Personal information
- Born: March 8, 1956 (age 70) London, England
- Occupation: Trainer

Horse racing career
- Sport: Horse racing

Major racing wins
- Tremont Stakes (1988) Bourbon Stakes (1995) Lexington Stakes (1996) Long Island Handicap (1996) Alcibiades Stakes (1997) Breeders' Futurity Stakes (1997) Derby Trial Stakes (1997) Stephen Foster Handicap (1997, 1998) Hopeful Stakes (1997) Jerome Handicap (1997) Sanford Stakes (1997) Saratoga Special Stakes (1997) Spinaway Stakes (1997) Hawthorne Gold Cup Handicap (1998, 2001) Kentucky Cup Classic Stakes (1998) Princess Elizabeth Stakes (1998) Whitney Handicap (1998) Fayette Stakes (1999) Regret Stakes (1999) Widener Handicap (1999) Swale Stakes (2002) San Fernando Stakes (2003) Ben Ali Stakes (2002) Breeders' Cup wins: Breeders' Cup Juvenile (1997) Breeders' Cup Juvenile Fillies (1997) Breeders' Cup Classic (1998)

Racing awards
- United Thoroughbred Trainers of America Award for Outstanding Trainer (1997)

Significant horses
- Awesome Again, Countess Diana, Favorite Trick, Golden Missile

= Patrick B. Byrne =

English racehorse trainer

Patrick B. Byrne (born March 8, 1956, in London, England) is an American Thoroughbred racehorse trainer who has won three Breeders' Cup races and who in 1997 conditioned Favorite Trick to American Champion Two-Year-Old Colt and American Horse of the Year honors and Countess Diana to American Champion Two-Year-Old Filly honors.

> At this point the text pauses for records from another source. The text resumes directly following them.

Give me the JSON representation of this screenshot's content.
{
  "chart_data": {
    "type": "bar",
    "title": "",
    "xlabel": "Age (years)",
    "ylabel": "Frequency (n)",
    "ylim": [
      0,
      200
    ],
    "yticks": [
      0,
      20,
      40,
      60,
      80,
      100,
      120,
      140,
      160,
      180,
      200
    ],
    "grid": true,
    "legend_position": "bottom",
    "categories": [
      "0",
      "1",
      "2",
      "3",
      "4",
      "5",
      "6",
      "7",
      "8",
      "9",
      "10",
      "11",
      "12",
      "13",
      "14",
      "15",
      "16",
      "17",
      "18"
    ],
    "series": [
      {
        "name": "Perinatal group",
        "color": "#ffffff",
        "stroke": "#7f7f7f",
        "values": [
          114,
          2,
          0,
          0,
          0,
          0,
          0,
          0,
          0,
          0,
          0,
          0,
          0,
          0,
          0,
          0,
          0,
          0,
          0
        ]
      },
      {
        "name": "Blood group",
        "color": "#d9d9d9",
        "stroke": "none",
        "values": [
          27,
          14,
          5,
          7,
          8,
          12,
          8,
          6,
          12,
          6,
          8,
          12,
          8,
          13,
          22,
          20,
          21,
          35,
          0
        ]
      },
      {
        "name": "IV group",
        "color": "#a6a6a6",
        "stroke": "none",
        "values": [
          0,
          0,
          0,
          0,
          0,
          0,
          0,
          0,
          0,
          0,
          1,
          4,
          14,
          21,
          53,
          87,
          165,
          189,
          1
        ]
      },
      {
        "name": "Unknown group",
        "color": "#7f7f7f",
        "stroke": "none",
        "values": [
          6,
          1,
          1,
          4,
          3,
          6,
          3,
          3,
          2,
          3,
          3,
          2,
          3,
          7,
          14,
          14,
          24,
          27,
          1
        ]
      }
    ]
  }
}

A native of London, England, Byrne was from a family involved in horse racing. He rode horses in Europe before emigrating to the United States in 1978 where he worked in New York as an exercise rider. He then spent eight years learning the training business from trainers such as LeRoy Jolley, John Russell, Howard Tesher and David Whitely before taking out his trainers license in 1986.

In 1998, Patrick Byrne trained Awesome Again to an undefeated year that was capped off with a win in the Breeders' Cup Classic.

Byrne makes his home in Louisville, Kentucky, where he settled in 1990, competing from a base at Churchill Downs.